[Info-vax] OpenSSL CSWS-2.2-1

Stephen Hoffman seaohveh at hoffmanlabs.invalid
Tue Jun 4 19:31:45 EDT 2019


On 2019-06-03 23:21:18 +0000, Dave Froble said:

> First, I agree that the latest TLS/SSL should be provided.
> 
> I also feel that the interface to the product should be somehow 
> compatable rather than needing re-coding to use the newer stuff.  Not 
> sure how easy that might be.

This goes well past TLS, too. There's a whole pile of drudge work here, 
and developers are increasingly being provided with frameworks for 
these tasks.

For not the first time, yes, it is possible to do all of this in 
bespoke app code—and variously either incompletely, or with errors—but 
that's not where we're headed.

> But, I'm going to ask, why remove older capabilities?  Sure, it would 
> be best to not use them.  But there will be some users that do not have 
> a choice, if they want to continue communicating with existing trading 
> partners.  So, whynot some type of configuration tool that can set 
> flags as to which protocols should be allowed?  Default it to TLS3, but 
> allow when necessary for older protocols to be allowed.

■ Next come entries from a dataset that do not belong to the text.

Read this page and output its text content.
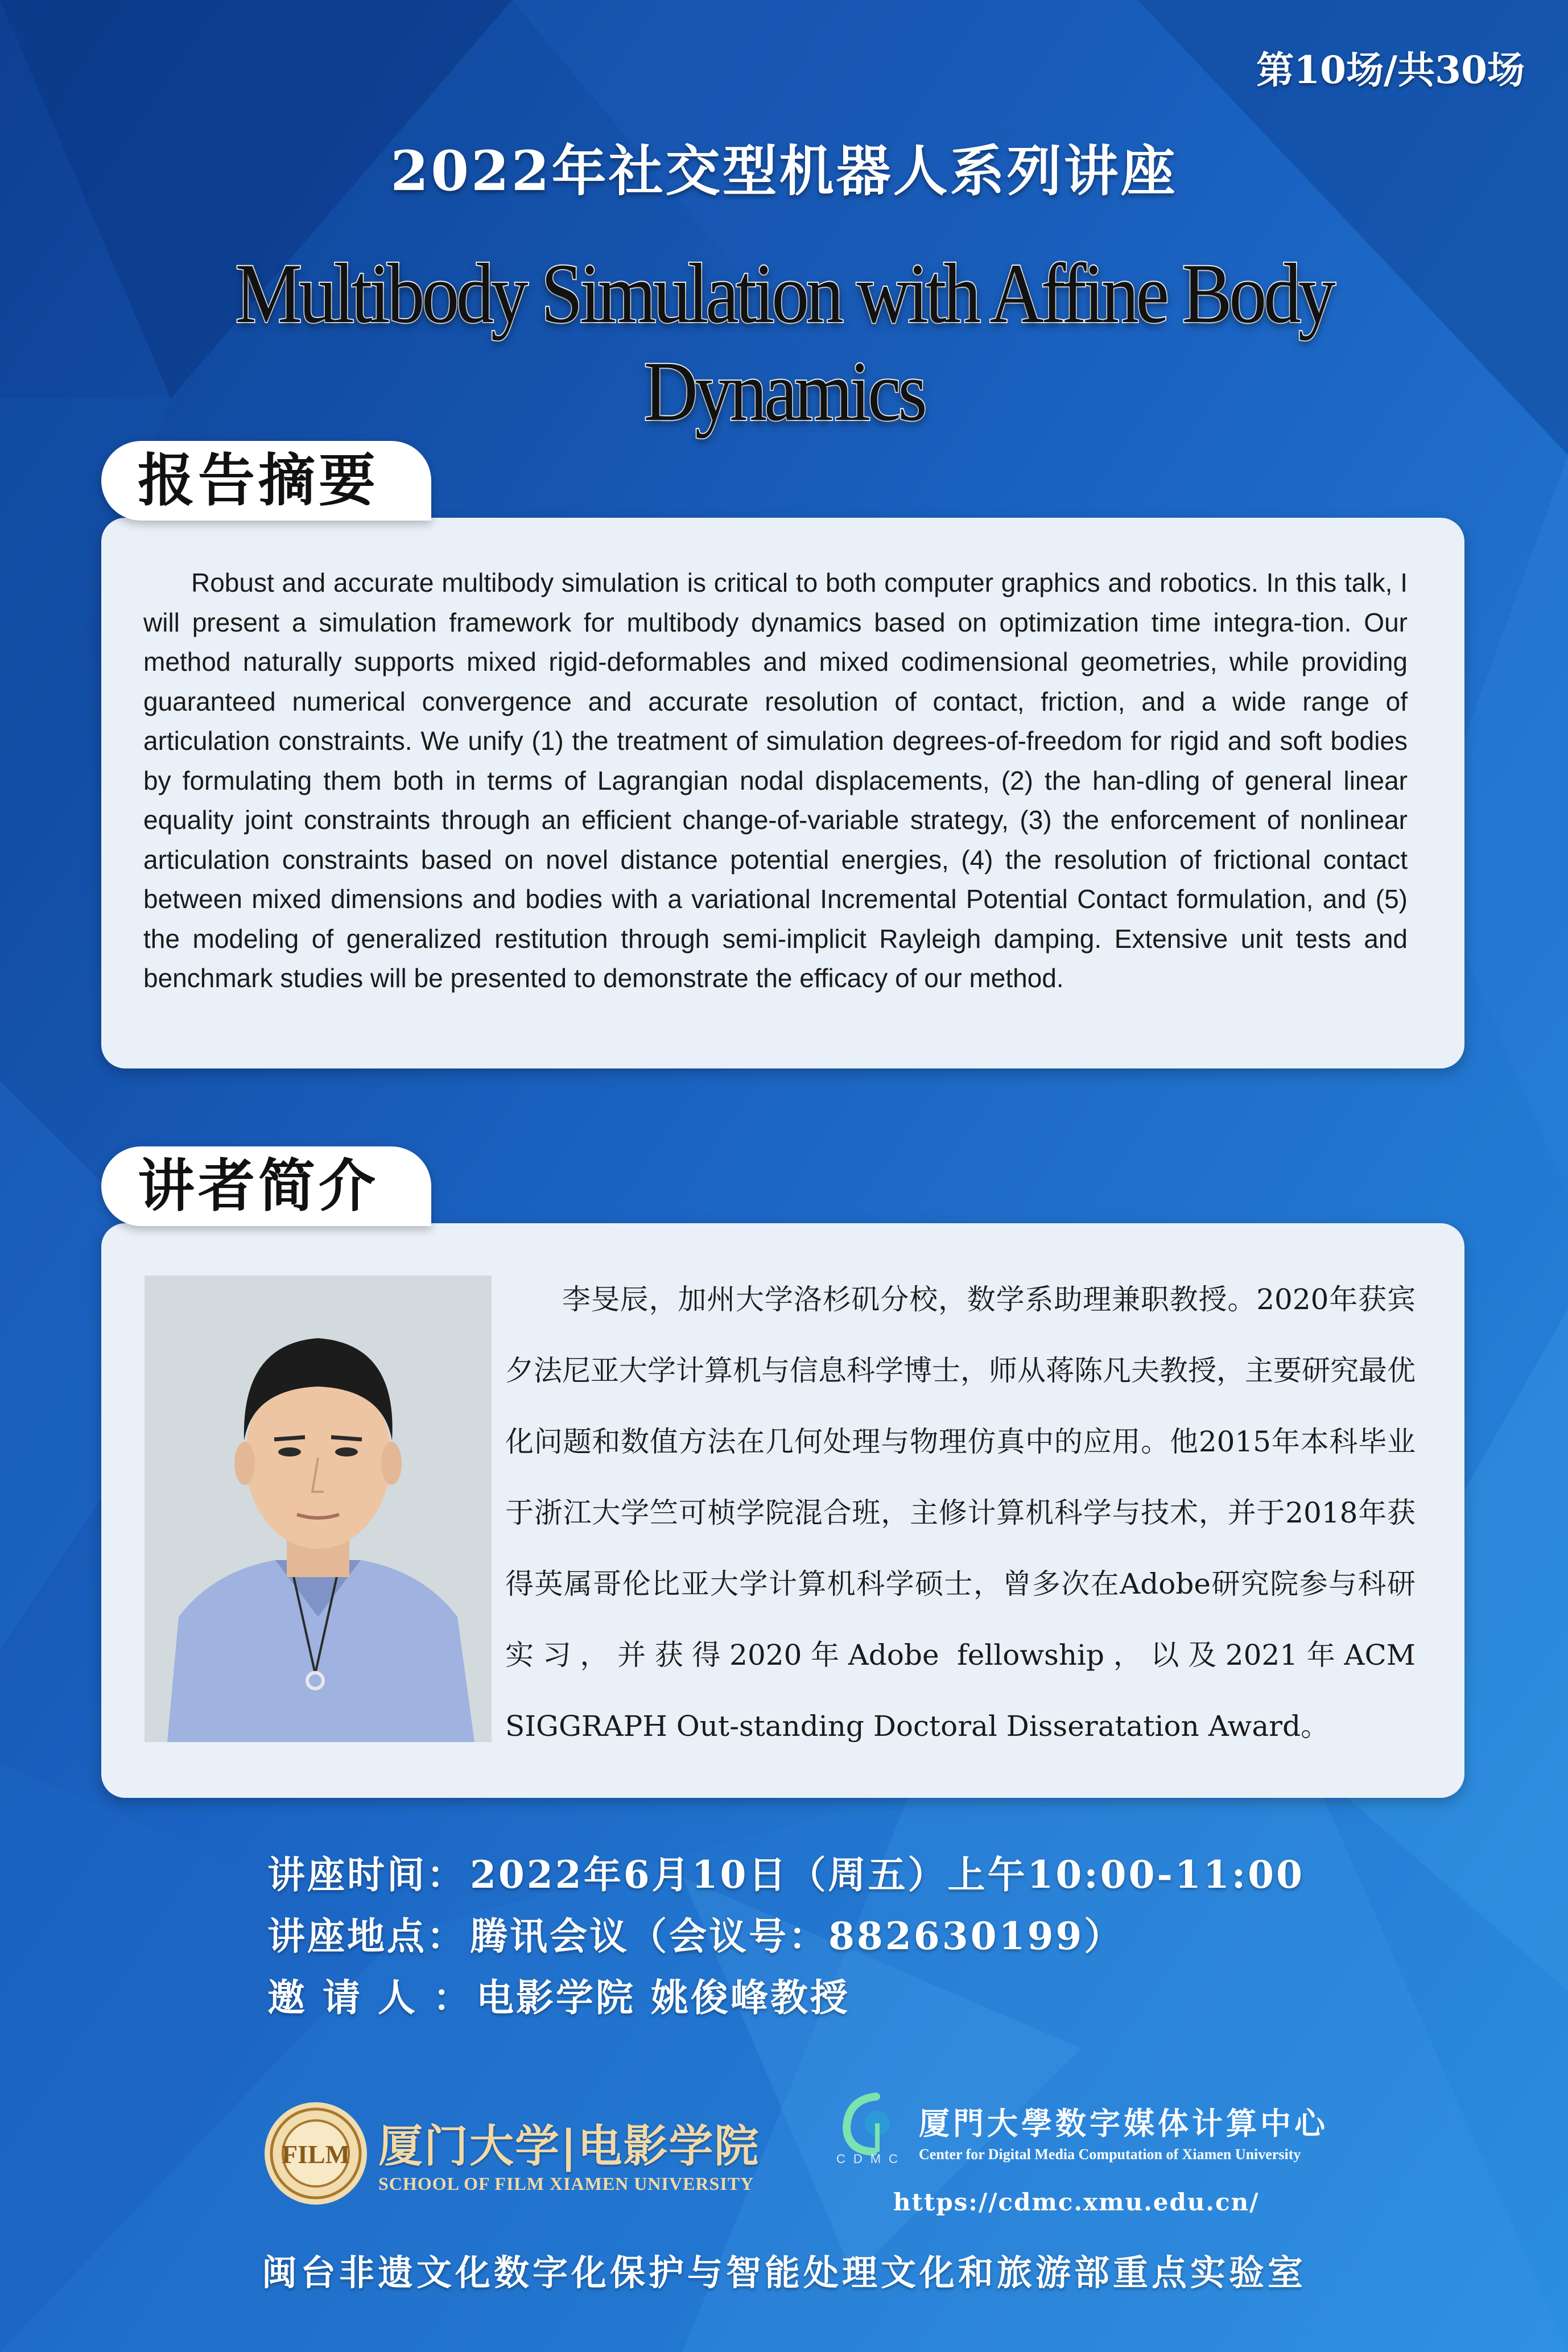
第10场/共30场
2022年社交型机器人系列讲座
Multibody Simulation with Affine Body Dynamics
Robust and accurate multibody simulation is critical to both computer graphics and robotics. In this talk, I will present a simulation framework for multibody dynamics based on optimization time integra-tion. Our method naturally supports mixed rigid-deformables and mixed codimensional geometries, while providing guaranteed numerical convergence and accurate resolution of contact, friction, and a wide range of articulation constraints. We unify (1) the treatment of simulation degrees-of-freedom for rigid and soft bodies by formulating them both in terms of Lagrangian nodal displacements, (2) the han-dling of general linear equality joint constraints through an efficient change-of-variable strategy, (3) the enforcement of nonlinear articulation constraints based on novel distance potential energies, (4) the resolution of frictional contact between mixed dimensions and bodies with a variational Incremental Potential Contact formulation, and (5) the modeling of generalized restitution through semi-implicit Rayleigh damping. Extensive unit tests and benchmark studies will be presented to demonstrate the efficacy of our method.
报告摘要
李旻辰，加州大学洛杉矶分校，数学系助理兼职教授。2020年获宾夕法尼亚大学计算机与信息科学博士，师从蒋陈凡夫教授，主要研究最优化问题和数值方法在几何处理与物理仿真中的应用。他2015年本科毕业于浙江大学竺可桢学院混合班，主修计算机科学与技术，并于2018年获得英属哥伦比亚大学计算机科学硕士，曾多次在Adobe研究院参与科研实习，并获得2020年Adobe fellowship，以及2021年ACM SIGGRAPH Out-standing Doctoral Disseratation Award。
讲者简介
讲座时间：2022年6月10日（周五）上午10:00-11:00
讲座地点：腾讯会议（会议号：882630199）
邀 请 人 ：电影学院 姚俊峰教授
FILM 厦门大学|电影学院
SCHOOL OF FILM XIAMEN UNIVERSITY
厦門大學数字媒体计算中心
CDMC Center for Digital Media Computation of Xiamen University
https://cdmc.xmu.edu.cn/
闽台非遗文化数字化保护与智能处理文化和旅游部重点实验室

For various of these cases both involving OpenSSL and those beyond 
OpenSSL, and in no particular order...

... all code has support costs, whether that code is used or supported 
or not. Building, packaging, storage, kitting, installations, testing, 
etc.
... unsupported code still has bugs.  Unsupported security code has known bugs.
... folks that are not maintaining and are not updating their code are 
the wrong end of the market.  The folks that are not integrating with 
and not networking with other systems is getting ever smaller.
... old and unsupported code can have API problems and constraints and 
incompatibilities, and can constrain updates.
... more than a few OpenVMS sites have no idea what's secure and what's 
not, and look to the folks maintaining "the most secure operating 
system on the planet" for guidance and suggestions.
... economics. VSI can't do everything for everybody.  Where there are 
problems, start by creating and then migrating folks to better APIs.  
Deprecate and eventually remove the worst and most problematic.

For this particular case, folks using old releases and old features can 
lock in and hope it'll all keep working and as many (most?) do, or they 
can fix and maintain their code if they want or need current versions 
and support and they can then install a free OpenSSL kit and maintain 
it themselves, or possibly use an add-on and extra-cost OpenSSL kit.

Why deprecate and eventually remove?  Various reasons around the older 
OpenSSL TLS bits: the older approaches are insecure.  They're 
fundamentally broken.  More than a few users don't know this or don't 
recognize this, and it's incumbent on VSI to guide OpenVMS developers 
and end-users forward as part of the VSI "the most secure operating 
system on the planet" marketing efforts.  Preserving the older 
approaches and older APIs variously also limit the range and scope of 
enhancements and upgrades possible.

I really like compatibility.  In theory.  But that compatibility can be 
far more costly and far more constraining than many realize.  And it's 
just not possible to fit sixteen or thirty-two bytes into an eight byte 
buffer.    I'd prefer the development focus on newer bits and newer 
updates than on preserving APIs and designs for code that isn't being 
maintained.

In practice, complete upward-compatibility is increasingly incompatible 
with the future sales and future usefulness of a product, and 
incompatible with the level of development effort that can be expended 
and where and what, and with what the folks that are keeping current 
and are maintaining their products need and want.  Some old APIs have 
to be retired and removed, preferably with migration paths and/or with 
better replacements available.

I'd hope that VSI would prefer to steer user expectations away from 
some of the more problematic DEC ideas.  VSI and OpenVMS users can 
either have a focus on better APIs and features and retiring what's 
known problematic, or a focus on existing and old apps and on 
increasingly convoluted APIs and increasingly hostile designs and 
absurd defaults.  DEC focused on the latter—on compatibility—at the 
expense of the former—on usability, clear APIs, good defaults, current 
tooling, etc.  Based on what I've seen if it, the latter approach is 
also a long-term declining market, too.

There's no right answer here, and there are always trade-offs.  If 
y'all have a can't-ever-upgrade-something or 
can't-ever-change-something installation, have at.  Again, I've heard 
just about every reason for that too, and I really don't care what 
constraints or evaluations or other requirements you've gotten tangled 
with.  Figure out how to do that.  Go do it.  Whatever.  But please 
don't expect the rest of us using OpenVMS to want to cater to your 
requirements, nor to want our maintenance and our new work and our new 
apps and our development costs to be more expensive so that your 
existing and old installations can make fewer or no changes.  Or the 
new apps and new deployments increasingly go elsewhere, and the whole 
dealing-with-upgrade problems become moot.